2.3.5. Zoals reeds is overwogen in de hiervoor genoemde uitspraak van 25 november 2009, in zaak nr.
200802830/1/M1heeft het Hof van Justitie bij arrest van 17 februari 2009 in de zaak C-552/07 (Commune de Sausheim) (hierna: het arrest) door de Conseil d’État (Frankrijk) gestelde vragen over de reikwijdte van het begrip ‘plaats van introductie’ als bedoeld in artikel 19, vierde lid, van de met Richtlijn 2001/18/EG vervallen Richtlijn 90/220/EEG beantwoord. Artikel 19, vierde lid, van Richtlijn 90/220/EG is opgevolgd door artikel 25, vierde lid, van Richtlijn 2001/18/EG. Uit dit arrest volgt, zo heeft de Afdeling in de hiervoor genoemde uitspraak overwogen, dat de vermeldingen betreffende het introductiegebied onder wijziging naar bijlage III A en B bij Richtlijn 2001/18/EG in onderlinge samenhang bezien kunnen variëren naargelang de kenmerken van elke introductie en de eventuele gevolgen daarvan voor het milieu.
2.3.6. Het onderhavige geval betreft een introductie van een genetisch gemodificeerde hogere plant, zijnde aardappelen, in de vorm van een categorie 3-veldproef. De kennisgeving ter verkrijging van een vergunning voor deze wijze van introductie moet een technisch dossier omvatten met de volgens bijlage III B bij deze richtlijn vereiste informatie om te bepalen wat de concrete gevolgen van een dergelijke introductie voor het milieu zijn, waaronder de ligging en de omvang van de introductiegebieden.
Bij een categorie 3-veldproef met genetisch gemodificeerde gewassen behoeft uitkruising, nu uit de categorie 1-proef volgt dat van schadelijke gevolgen voor mens en milieu geen sprake zal zijn, niet te worden voorkomen.
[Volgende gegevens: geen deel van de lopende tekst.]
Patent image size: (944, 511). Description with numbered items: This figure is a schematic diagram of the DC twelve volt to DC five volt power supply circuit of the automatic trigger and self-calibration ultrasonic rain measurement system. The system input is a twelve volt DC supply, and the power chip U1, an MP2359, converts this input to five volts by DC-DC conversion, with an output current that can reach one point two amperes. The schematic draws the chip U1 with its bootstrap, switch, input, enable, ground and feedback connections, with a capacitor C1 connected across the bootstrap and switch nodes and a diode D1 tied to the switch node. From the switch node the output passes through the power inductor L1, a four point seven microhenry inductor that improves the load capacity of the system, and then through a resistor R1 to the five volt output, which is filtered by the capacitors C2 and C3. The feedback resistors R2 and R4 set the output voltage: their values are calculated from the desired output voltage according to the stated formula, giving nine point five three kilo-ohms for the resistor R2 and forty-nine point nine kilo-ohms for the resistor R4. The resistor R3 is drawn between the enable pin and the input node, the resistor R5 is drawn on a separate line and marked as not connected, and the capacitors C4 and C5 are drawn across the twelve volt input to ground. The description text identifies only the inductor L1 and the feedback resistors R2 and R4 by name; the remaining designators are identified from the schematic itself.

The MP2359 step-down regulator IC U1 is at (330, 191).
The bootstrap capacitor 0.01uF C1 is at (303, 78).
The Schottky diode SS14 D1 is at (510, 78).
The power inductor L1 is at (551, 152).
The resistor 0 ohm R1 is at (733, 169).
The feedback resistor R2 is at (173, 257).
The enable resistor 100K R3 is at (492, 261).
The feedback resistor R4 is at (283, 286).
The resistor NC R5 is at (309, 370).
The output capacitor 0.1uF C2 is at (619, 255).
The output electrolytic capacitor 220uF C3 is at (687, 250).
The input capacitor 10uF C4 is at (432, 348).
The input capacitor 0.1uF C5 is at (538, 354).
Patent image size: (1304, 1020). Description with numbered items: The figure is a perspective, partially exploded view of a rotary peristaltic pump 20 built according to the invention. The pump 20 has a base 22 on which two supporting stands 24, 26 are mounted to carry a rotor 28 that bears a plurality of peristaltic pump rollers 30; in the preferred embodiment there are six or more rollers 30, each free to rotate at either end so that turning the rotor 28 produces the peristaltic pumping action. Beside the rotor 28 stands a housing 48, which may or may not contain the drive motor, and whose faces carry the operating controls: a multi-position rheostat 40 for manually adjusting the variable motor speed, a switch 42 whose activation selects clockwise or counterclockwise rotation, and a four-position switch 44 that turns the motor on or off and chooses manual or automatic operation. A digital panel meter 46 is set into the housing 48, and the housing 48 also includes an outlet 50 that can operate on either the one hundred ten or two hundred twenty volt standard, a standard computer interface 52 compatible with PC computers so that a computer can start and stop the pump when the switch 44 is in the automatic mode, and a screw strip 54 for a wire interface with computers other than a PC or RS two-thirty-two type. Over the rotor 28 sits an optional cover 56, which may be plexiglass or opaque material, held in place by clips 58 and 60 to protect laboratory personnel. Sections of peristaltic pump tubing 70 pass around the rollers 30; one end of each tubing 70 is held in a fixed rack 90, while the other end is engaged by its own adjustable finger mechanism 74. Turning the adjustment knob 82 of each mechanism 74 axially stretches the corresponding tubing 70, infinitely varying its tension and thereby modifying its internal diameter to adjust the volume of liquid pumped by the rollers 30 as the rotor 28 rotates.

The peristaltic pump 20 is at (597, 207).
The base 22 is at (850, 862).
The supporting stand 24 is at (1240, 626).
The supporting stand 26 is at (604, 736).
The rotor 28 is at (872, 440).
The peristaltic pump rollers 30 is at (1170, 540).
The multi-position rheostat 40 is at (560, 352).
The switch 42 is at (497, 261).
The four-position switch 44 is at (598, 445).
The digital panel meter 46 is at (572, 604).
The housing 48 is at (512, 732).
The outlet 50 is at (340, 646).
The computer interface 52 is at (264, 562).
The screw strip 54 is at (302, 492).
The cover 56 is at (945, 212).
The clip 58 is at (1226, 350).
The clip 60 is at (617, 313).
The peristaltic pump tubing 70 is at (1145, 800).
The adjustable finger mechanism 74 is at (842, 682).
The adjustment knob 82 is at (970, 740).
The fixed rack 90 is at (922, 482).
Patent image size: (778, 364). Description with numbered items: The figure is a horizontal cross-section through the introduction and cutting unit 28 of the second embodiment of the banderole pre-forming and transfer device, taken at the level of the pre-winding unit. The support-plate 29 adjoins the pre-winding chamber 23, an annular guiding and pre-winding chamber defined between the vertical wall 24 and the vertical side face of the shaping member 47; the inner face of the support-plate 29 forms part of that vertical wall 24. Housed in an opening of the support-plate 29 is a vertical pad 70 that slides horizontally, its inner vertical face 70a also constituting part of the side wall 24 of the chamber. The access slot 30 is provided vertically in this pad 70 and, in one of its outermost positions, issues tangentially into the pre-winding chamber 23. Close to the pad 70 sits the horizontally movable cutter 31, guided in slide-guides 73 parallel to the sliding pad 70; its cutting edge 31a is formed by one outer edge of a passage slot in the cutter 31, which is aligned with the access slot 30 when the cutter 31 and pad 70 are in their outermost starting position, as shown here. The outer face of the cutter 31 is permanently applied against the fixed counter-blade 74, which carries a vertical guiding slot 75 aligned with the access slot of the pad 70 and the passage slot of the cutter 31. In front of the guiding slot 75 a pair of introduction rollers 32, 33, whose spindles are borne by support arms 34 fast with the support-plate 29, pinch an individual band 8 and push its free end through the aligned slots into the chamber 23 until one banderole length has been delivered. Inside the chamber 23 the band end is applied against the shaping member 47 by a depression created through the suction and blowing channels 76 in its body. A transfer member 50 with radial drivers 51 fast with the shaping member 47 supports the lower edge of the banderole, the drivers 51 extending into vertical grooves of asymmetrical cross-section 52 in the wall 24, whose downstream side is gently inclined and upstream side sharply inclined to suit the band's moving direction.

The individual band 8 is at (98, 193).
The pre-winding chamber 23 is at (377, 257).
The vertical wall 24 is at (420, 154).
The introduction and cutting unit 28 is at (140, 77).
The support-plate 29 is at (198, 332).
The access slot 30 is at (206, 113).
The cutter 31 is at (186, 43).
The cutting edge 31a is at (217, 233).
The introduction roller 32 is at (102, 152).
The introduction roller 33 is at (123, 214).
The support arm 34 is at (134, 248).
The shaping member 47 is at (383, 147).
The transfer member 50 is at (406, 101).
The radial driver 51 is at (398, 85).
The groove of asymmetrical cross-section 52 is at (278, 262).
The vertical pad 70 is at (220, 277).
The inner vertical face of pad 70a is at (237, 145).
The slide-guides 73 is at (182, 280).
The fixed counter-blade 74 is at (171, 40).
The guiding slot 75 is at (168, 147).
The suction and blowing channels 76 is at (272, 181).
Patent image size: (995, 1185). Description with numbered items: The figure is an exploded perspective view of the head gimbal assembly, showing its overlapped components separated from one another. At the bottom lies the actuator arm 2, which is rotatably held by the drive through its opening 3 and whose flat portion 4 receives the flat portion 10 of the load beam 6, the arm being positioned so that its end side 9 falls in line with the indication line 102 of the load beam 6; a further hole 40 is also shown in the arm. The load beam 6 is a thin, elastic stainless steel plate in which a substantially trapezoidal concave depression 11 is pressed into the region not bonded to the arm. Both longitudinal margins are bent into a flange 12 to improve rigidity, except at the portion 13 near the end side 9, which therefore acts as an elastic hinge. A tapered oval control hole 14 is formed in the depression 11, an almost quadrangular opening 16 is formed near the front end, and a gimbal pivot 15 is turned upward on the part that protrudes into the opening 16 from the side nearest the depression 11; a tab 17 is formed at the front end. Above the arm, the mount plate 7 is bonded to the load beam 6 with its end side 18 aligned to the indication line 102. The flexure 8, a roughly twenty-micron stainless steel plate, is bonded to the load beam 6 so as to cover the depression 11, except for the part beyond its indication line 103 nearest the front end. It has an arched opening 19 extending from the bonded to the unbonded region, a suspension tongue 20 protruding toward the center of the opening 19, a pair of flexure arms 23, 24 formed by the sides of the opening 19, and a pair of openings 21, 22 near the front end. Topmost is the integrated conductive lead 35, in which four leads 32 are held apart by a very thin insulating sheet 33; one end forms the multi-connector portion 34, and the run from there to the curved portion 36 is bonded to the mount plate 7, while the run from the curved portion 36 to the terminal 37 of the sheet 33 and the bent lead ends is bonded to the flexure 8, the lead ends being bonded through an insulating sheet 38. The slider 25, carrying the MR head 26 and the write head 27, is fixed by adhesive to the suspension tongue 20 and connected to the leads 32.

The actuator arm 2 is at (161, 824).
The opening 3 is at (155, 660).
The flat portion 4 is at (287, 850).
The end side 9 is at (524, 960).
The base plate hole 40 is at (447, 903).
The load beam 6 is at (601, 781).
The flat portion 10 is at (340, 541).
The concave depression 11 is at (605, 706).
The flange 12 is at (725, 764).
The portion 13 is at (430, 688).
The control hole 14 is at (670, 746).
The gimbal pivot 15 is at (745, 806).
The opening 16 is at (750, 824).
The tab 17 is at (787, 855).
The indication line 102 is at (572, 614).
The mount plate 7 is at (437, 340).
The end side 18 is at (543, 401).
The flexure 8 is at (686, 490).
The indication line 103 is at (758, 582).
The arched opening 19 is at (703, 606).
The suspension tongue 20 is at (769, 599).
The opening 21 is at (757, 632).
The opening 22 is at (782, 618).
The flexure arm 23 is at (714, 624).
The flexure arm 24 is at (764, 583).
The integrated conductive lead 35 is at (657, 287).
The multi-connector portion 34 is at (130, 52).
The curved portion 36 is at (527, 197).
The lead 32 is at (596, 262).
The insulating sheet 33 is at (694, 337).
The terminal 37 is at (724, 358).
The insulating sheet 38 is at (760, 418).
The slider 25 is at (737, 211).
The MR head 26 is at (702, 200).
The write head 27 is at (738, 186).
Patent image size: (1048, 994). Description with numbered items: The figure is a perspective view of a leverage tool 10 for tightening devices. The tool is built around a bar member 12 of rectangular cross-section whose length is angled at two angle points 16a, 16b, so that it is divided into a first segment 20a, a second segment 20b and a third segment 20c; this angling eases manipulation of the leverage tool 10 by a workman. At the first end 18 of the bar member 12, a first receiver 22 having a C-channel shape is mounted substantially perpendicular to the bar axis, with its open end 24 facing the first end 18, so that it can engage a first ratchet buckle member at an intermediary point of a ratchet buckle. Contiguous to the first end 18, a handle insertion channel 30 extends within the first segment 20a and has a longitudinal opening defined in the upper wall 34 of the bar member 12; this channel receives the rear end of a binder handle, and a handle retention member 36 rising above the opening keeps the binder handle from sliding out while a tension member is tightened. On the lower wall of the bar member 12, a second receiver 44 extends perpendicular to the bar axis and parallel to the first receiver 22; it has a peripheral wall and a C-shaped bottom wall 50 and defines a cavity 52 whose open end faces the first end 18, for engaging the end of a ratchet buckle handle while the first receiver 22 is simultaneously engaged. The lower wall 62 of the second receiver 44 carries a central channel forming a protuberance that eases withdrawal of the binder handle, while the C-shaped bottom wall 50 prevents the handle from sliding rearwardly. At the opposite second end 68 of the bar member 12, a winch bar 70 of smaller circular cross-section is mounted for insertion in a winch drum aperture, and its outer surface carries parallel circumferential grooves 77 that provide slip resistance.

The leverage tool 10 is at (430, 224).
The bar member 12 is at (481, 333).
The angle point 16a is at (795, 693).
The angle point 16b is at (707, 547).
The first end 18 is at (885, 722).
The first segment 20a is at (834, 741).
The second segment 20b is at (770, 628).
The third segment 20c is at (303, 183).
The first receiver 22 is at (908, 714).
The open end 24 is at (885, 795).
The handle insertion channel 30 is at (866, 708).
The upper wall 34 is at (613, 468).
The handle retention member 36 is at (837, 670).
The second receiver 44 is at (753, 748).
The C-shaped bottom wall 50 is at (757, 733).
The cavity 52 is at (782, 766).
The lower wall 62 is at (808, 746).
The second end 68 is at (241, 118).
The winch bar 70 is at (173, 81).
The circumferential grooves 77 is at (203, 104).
Daarnaast zijn bij een categorie 3-veldproef inperkende maatregelen niet noodzakelijk omdat op basis van gegevens aannemelijk moet zijn gemaakt dat eventuele schadelijke effecten voor mens en milieu verwaarloosbaar klein zijn. Bij een categorie 3-veldproef wordt geen maximum gesteld aan het aantal locaties en de omvang van de werkzaamheden.
Zoals de Afdeling heeft overwogen in de uitspraak van heden (zaak nr.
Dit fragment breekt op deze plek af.